「今年もみんなと仲良くしよう」
冬休みが明けた三学期の初日。二週間ぶりにみんなと会える。今年も平穏にみんなと過ごしたい、そんな想いだった。
冷たい風が吹く中、私は学校の門を久々にくぐり抜けた。今年も亜依や由佳と一緒に過ごせるんだと思うと、少しだけ心が軽くなる。
廊下では新年の挨拶が飛び交い、クラスの中も正月気分がまだ抜けきらない雰囲気だったな。
教室に入ると、すでに亜依が席に座っていた。
「藍ちゃん、おはよう!」
いつも通りの亜依の明るい声。
三日の初詣以来だけれど、こうして学校で会うと少しだけ距離が縮まった気がする。
思わず嬉しくなり、亜依に抱きついた。
「亜依ちゃん、おはよう! 今年も仲良くしようね!」
私の言葉に、亜依は笑顔で頷いてくれた。その笑顔を見るだけで、少しだけ緊張が解けていく。
「由佳、おはよう!」
「おはようなのね」
相変わらず携帯を見ながらの返事で、素っ気ない感じの由佳に安心した。
そもそも、由佳とは昨日塾で会っている。その時、塾終わりにたくさん話したから、改めて話すこともないかも。
それでも由佳とは少しお話しした。いつも携帯に目を奪われているが、それでも聞いてくれているのはよく知っているの。
ホームルームが終わると、クラス全員で体育館に向かった。新年の始まりを告げる始業式が始まった。
校長先生の長い話が続く中、私は自然と生徒会の席に目を向けていた。
次に、現生徒会長の話が続く。美佳生徒会長が退任してから数ヶ月、私たちも新しい会長にだいぶ慣れてきた。
整然と並んだ生徒たちの中で、亜依と近くに並んだ私は、静かに現会長の挨拶を聞いていた。
会長の言葉には少しずつ自信が滲んでいて、初々しさの残る昨年の姿とは違って見えた。
亜依が小声で話しかけてきた。
「ねえ、ちょっと堂々としてきたよ」
「そうだね。前よりかは落ち着いてるかも」
そんな他愛のない会話を交わしながらも、私の心のどこかでは美佳のことが頭をよぎっていた。

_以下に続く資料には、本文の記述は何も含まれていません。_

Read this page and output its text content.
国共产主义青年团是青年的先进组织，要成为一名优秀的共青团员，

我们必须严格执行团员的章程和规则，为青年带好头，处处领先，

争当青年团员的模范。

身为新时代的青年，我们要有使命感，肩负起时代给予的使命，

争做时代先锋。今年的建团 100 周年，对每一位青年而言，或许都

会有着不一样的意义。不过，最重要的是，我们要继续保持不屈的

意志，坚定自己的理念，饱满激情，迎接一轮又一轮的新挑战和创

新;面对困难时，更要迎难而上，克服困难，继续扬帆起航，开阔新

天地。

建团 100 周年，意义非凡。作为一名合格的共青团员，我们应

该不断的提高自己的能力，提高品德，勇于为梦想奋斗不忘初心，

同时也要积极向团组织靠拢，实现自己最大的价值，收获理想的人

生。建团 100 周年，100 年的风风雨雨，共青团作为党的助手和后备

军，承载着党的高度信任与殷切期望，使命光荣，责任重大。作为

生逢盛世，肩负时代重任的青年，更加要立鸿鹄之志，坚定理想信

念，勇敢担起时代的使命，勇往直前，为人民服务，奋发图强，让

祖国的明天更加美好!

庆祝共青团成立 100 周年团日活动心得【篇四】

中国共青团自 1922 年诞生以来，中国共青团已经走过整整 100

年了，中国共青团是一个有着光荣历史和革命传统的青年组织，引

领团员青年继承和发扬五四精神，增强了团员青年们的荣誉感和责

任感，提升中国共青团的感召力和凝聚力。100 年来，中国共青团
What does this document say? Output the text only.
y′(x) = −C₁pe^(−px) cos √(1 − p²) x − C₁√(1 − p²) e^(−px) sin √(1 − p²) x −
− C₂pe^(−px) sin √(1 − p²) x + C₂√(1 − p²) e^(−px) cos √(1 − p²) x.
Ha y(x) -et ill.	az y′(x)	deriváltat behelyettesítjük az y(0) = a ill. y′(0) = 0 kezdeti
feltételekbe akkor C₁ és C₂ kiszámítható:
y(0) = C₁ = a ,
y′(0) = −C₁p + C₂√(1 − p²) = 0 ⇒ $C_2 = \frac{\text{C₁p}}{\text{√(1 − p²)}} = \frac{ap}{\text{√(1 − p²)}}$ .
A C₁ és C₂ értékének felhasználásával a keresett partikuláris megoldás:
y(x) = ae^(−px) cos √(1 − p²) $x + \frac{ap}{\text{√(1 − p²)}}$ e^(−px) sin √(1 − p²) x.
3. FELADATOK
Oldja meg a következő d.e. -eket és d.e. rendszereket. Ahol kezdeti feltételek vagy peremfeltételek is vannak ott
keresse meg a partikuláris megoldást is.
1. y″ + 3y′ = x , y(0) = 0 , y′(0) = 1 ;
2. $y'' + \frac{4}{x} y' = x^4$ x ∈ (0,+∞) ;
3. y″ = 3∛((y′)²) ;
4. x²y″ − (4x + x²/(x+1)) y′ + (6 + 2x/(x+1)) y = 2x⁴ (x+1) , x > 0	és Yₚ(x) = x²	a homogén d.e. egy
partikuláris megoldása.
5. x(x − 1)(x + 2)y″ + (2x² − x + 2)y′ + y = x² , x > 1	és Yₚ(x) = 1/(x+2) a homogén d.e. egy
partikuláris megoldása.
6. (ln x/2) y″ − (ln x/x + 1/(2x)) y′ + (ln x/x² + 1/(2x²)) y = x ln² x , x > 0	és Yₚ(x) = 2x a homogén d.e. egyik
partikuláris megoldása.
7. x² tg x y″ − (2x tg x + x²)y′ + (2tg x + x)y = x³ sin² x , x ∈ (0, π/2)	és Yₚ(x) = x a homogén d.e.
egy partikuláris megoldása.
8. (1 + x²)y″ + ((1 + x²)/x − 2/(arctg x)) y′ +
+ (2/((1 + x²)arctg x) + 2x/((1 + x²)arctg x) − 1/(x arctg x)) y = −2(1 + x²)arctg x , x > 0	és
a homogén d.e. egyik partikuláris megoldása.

亜依の中では、美佳の存在は今も大きいままなんだろうな……。
美佳の話題が出ると、どうしても私の心がざわついてしまう。
始業式が終わり、亜依と一緒に体育館を後にした。
教室に戻る廊下を歩いていると、前方から美佳が歩いてくるのが見えた。
美佳の姿を見つけた瞬間、亜依の歩みが少しだけ止まったのが分かった。
相変わらず凛とした雰囲気で、すれ違う生徒たちも振り返るほどの存在感を放っている。
私は、ふと亜依の表情を盗み見た。
亜依は何かを言いたそうにしていたけれど、結局声をかけることはなく、そのまま歩き続けた。
「……美佳先輩、卒業しちゃうんだよ」
亜依が、ぽつりと呟く。
「うん……。あと少しで卒業式だもんね」
私も何気なく答えたけれど、亜依の気持ちを考えると胸が苦しくなった。
——三年生の美佳が卒業してしまったら、亜依はどう思うんだろう。
私の知らない場所で、何かが変わってしまうんじゃないのか。
そんな不安が、頭を離れなかったな。
放課後、私は窓の外に目を移していた。
青空はどこまでも澄んでいて、冬の冷たい空気を思わせる。
亜依と美佳の関係、自分の進路……いろんなことが頭を駆け巡っていった。
いつものように、亜依と帰り道を歩く。
「ねえ、藍ちゃん。今年も一緒に頑張ろうよ!」
亜依がふいに言ったその言葉に、私は少し驚いた。
「うん、もちろん!」
私は慌てて答えたけれど、心の中では亜依がどんな気持ちで言ったのかを考えずにはいられなかった。
今年も亜依の隣にいられるだろうか——。
不安は尽きないけれど、私は前を向いて歩き続けるしかない。
一緒の高校に行けるように頑張るの。それが私の目標であり、今年の願いだった。